Robert Jacobs, MD, a retired Physician and caregiver for his wife who has had ME for more than 9 years, said: "despite the historical, tourism and quality of life allure of this beautiful city, there is a paucity of medical care available to patients with ME, minimal medical awareness and essentially no research activity. Around the globe, and right here in South Carolina, ME patients are fighting for their lives with a surprising lack of awareness. The City of Charleston Proclamation for ME Awareness is a critical first step to move this disease out of the shadows."
- ME/CFS affects an estimated 1 to 2.5 million American children and adults of all races
- 75 percent of patients are women.
- There is no diagnostic test, no FDA-approved treatment and no cure
- At least 25% of ME/CFS patients are home- or bed-bound at some point in their lives. Many are unemployed or have reduced productivity.

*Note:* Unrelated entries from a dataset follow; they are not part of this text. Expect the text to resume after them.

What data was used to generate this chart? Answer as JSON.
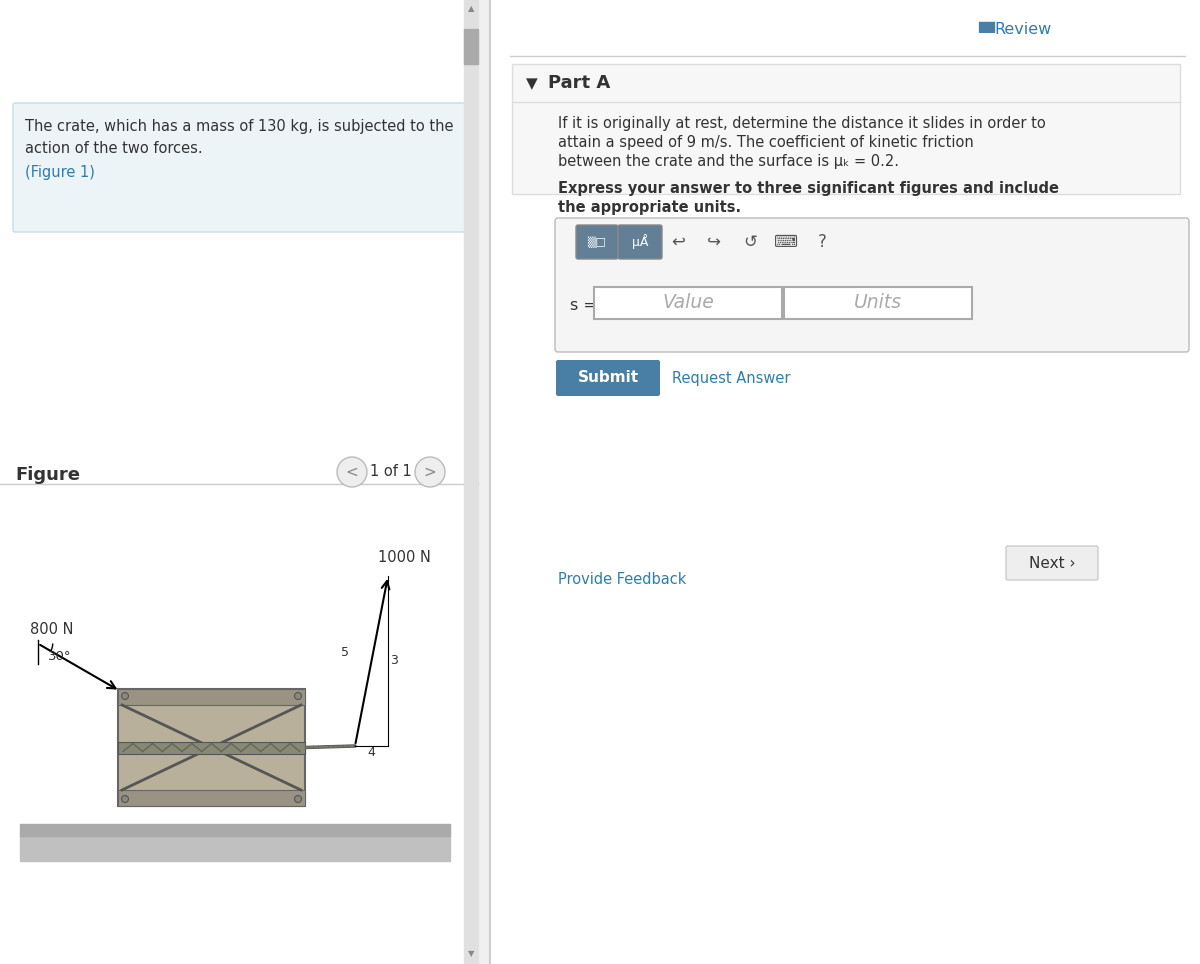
{
  "bg_color": "#f0f0f0",
  "left_panel_bg": "#ffffff",
  "right_panel_bg": "#ffffff",
  "left_box_bg": "#edf4f8",
  "left_box_border": "#c8dce8",
  "problem_text_line1": "The crate, which has a mass of 130 kg, is subjected to the",
  "problem_text_line2": "action of the two forces.",
  "figure_link": "(Figure 1)",
  "figure_label": "Figure",
  "figure_nav": "1 of 1",
  "part_label": "Part A",
  "body_text_line1": "If it is originally at rest, determine the distance it slides in order to",
  "body_text_line2": "attain a speed of 9 m/s. The coefficient of kinetic friction",
  "body_text_line3": "between the crate and the surface is μₖ = 0.2.",
  "bold_text_line1": "Express your answer to three significant figures and include",
  "bold_text_line2": "the appropriate units.",
  "s_label": "s =",
  "value_placeholder": "Value",
  "units_placeholder": "Units",
  "submit_text": "Submit",
  "request_answer_text": "Request Answer",
  "provide_feedback_text": "Provide Feedback",
  "next_text": "Next ›",
  "review_text": "Review",
  "force1_label": "800 N",
  "force1_angle": "30°",
  "force2_label": "1000 N",
  "link_color": "#2e7dad",
  "submit_color": "#4a7fa5",
  "submit_text_color": "#ffffff",
  "text_color": "#333333",
  "crate_color": "#b8b09a",
  "scrollbar_color": "#aaaaaa"
}
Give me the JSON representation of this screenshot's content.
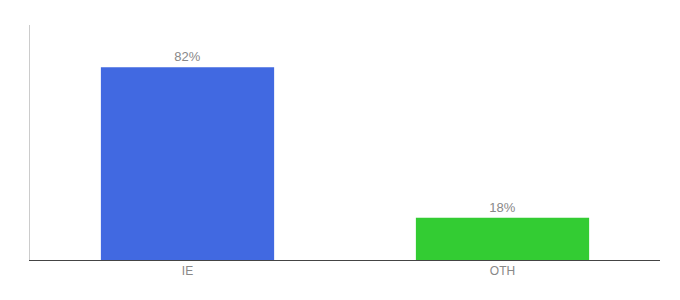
{
  "chart_data": {
    "type": "bar",
    "categories": [
      "IE",
      "OTH"
    ],
    "values": [
      82,
      18
    ],
    "value_labels": [
      "82%",
      "18%"
    ],
    "colors": [
      "#4169e1",
      "#33cc33"
    ],
    "ylim": [
      0,
      100
    ],
    "grid": false,
    "data_labels": true,
    "tick_labels": "x"
  }
}
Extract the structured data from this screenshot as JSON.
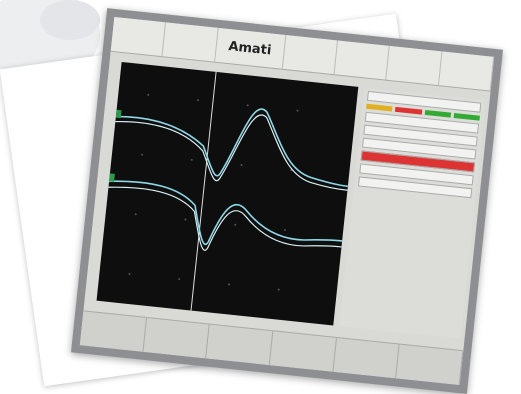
{
  "toolbar": {
    "title": "Amati"
  }
}
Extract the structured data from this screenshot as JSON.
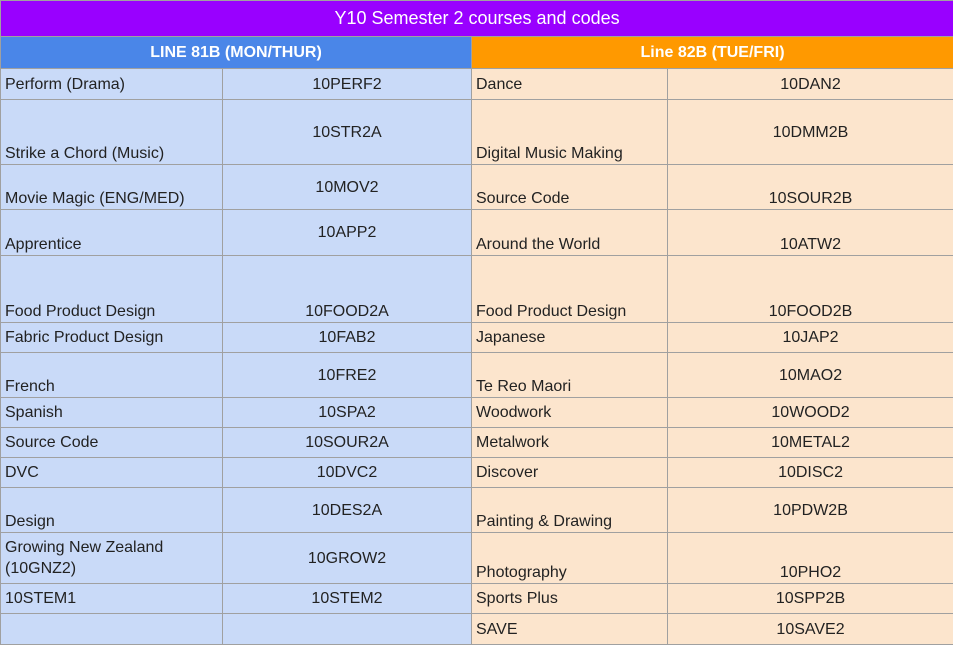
{
  "title": "Y10 Semester 2 courses and codes",
  "headers": [
    "LINE 81B (MON/THUR)",
    "Line 82B (TUE/FRI)"
  ],
  "table": {
    "rows": [
      [
        "Perform (Drama)",
        "10PERF2",
        "Dance",
        "10DAN2"
      ],
      [
        "Strike a Chord (Music)",
        "10STR2A",
        "Digital Music Making",
        "10DMM2B"
      ],
      [
        "Movie Magic (ENG/MED)",
        "10MOV2",
        "Source Code",
        "10SOUR2B"
      ],
      [
        "Apprentice",
        "10APP2",
        "Around the World",
        "10ATW2"
      ],
      [
        "Food Product Design",
        "10FOOD2A",
        "Food Product Design",
        "10FOOD2B"
      ],
      [
        "Fabric Product Design",
        "10FAB2",
        "Japanese",
        "10JAP2"
      ],
      [
        "French",
        "10FRE2",
        "Te Reo Maori",
        "10MAO2"
      ],
      [
        "Spanish",
        "10SPA2",
        "Woodwork",
        "10WOOD2"
      ],
      [
        "Source Code",
        "10SOUR2A",
        "Metalwork",
        "10METAL2"
      ],
      [
        "DVC",
        "10DVC2",
        "Discover",
        "10DISC2"
      ],
      [
        "Design",
        "10DES2A",
        "Painting & Drawing",
        "10PDW2B"
      ],
      [
        "Growing New Zealand (10GNZ2)",
        "10GROW2",
        "Photography",
        "10PHO2"
      ],
      [
        "10STEM1",
        "10STEM2",
        "Sports Plus",
        "10SPP2B"
      ],
      [
        null,
        null,
        "SAVE",
        "10SAVE2"
      ]
    ]
  }
}
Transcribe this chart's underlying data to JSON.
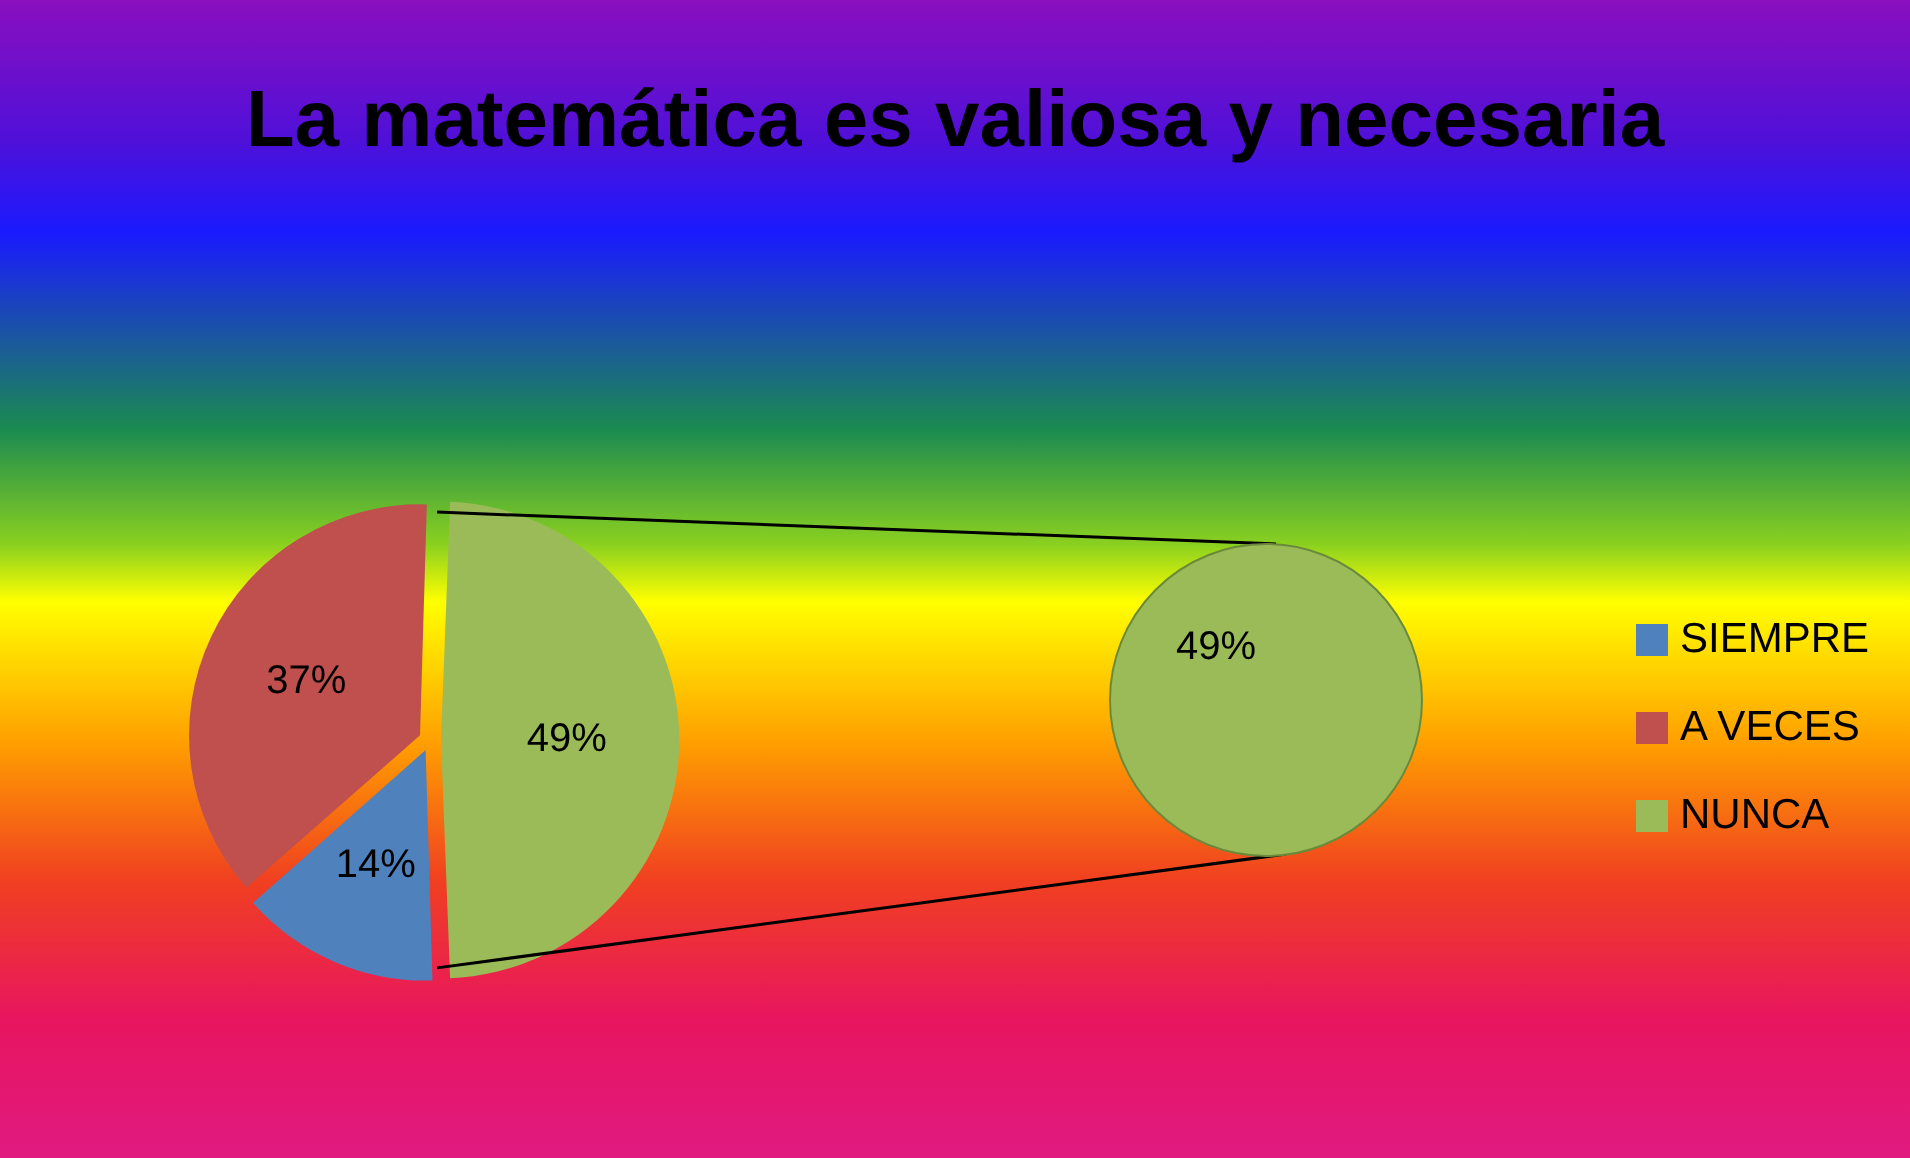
{
  "chart_data": {
    "type": "pie",
    "title": "La matemática es valiosa y necesaria",
    "categories": [
      "SIEMPRE",
      "A VECES",
      "NUNCA"
    ],
    "values": [
      14,
      37,
      49
    ],
    "colors": [
      "#4f81bd",
      "#c0504d",
      "#9bbb59"
    ],
    "value_labels": [
      "14%",
      "37%",
      "49%"
    ],
    "legend": "right"
  }
}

- People with ME/CFS have a lower quality of life and more functional impairment than those with other disabling illnesses such as multiple sclerosis, heart disease, and end-stage renal disease.
- Symptoms typically persist for years and recovery is the exception.
- An estimated 84-91% of ME/CFS patients are not yet diagnosed or have been misdiagnosed.
- ME costs our economy $17- $24 billion annually in lost productivity and direct medical costs.
- Clinical care and medical education are in a crisis with fewer than 12 clinics in the US that treat ME patients. Few physicians have received training about how to treat ME and, consequently, often recommend treatments that exacerbate symptoms.
- ME has been in the bottom 5% of NIH funding for decades, typically less than $6 million a year.
- The 2015 Institute of Medicine (now the National Academy of Sciences) report noted the essential need for more research, observing that “remarkably little research funding has been made available ...especially given the number of people afflicted.”